As far as I can figure it out from my own reading and my own experience of how the spiritual world works, Jesus was, as they say, way cool: a man who achieved a state of consciousness, which nowadays would get him a diagnosis of temporal lobe epilepsy (in the days of the Emperor Tiberius, he was crucified for his ideas, today he’d be laughed at, mocked or medicated).
This “holistic” mode of consciousness (which Luthor experiences briefly at the end of All Star Superman) announces itself as a heartbreaking connection, a oneness, with everything that exists…but you don’t have to be Superman to know what that feeling is like. There are a ton of meditation techniques which can take you to this place. I don’t see it as anything supernatural or religious, in fact, I think it’s nothing more than a developmental level of human consciousness, like the ability to see perspective – which children of 4 cannot do but children of 6 can.
Everyone who’s familiar with this upgrade will tell you the same thing: it feels as if “alien” or “angelic” voices – far more intelligent, coherent and kindly than the voices you normally hear in your head – are explaining the structure of time and space and your place in it. This identification with a timeless supermind containing and resolving within itself all possible thoughts and contradictions, is what many people, unsurprisingly, mistake for an encounter with “God.” However, given that this totality must logically include and resolve all possible thoughts and concepts, it can also be interpreted as an actual encounter with God, so I’m not here to give anyone a hard time over interpretation.
And in yet another interview, he mentioned the same thing:
The Multiverse map places Earth in the middle, but the other structures (including both Heaven and Limbo) “get more and more archetypal the further out you get into the void, and the void is also the white page where things are drawn,” says Morrison. “It's kind of like in Buddhism where there's this pure consciousness that underlies everything, and you can call it god, you can call it the void. It contains everything—all good, all evil, all contradiction, all possibility. Just like the page of a comic. The first mark on the page could become anything. The mark is all possibility.”
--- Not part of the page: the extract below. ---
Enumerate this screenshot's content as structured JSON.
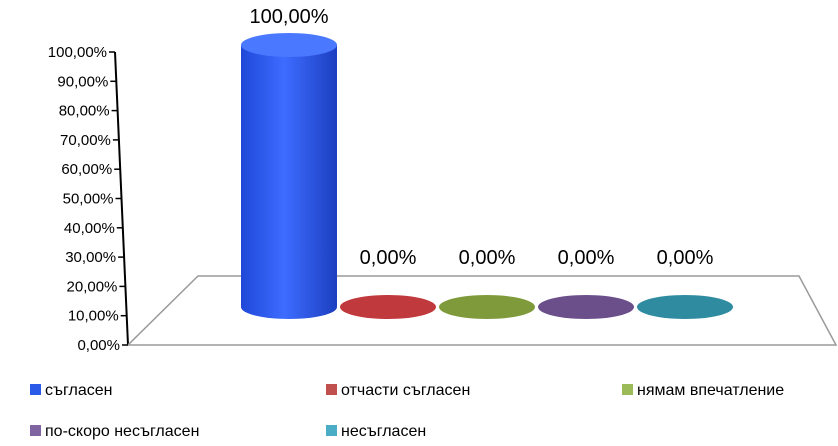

So I find it fairly strange that, despite this concept explicitly containing and subsuming all contradictions within itself, it is being segregated like any other part of the cosmology because of... contradictions. This aspect of the Monitor-Mind is added to, although not dependent on, I might add, by much of the metafiction that Grant Morrison introduced back in his Animal Man days as well. He, after all,
very directly talked about how the fictional world is ultimately a universe created by committee . The horde of authors that write for DC is acknowledged, and as a natural extension of this, as are the inconsistencies that come to be as a result of that: The Monitor-Mind is the blank page of the comicbook, and it can accommodate for whatever stories the writers like, regardless of contradictions.
Therefore, I really see no issue in allowing the Overvoid (And only it) to receive scaling from all the different cosmologies. Seems like a no-brainer to me, and something that ultimately doesn't conflict with the essence of the cosmology split proposal, especially with the added emphasis on how all of those different cosmologies are really just rough lines drawn in the sand, instead of anything objective and unbreakable.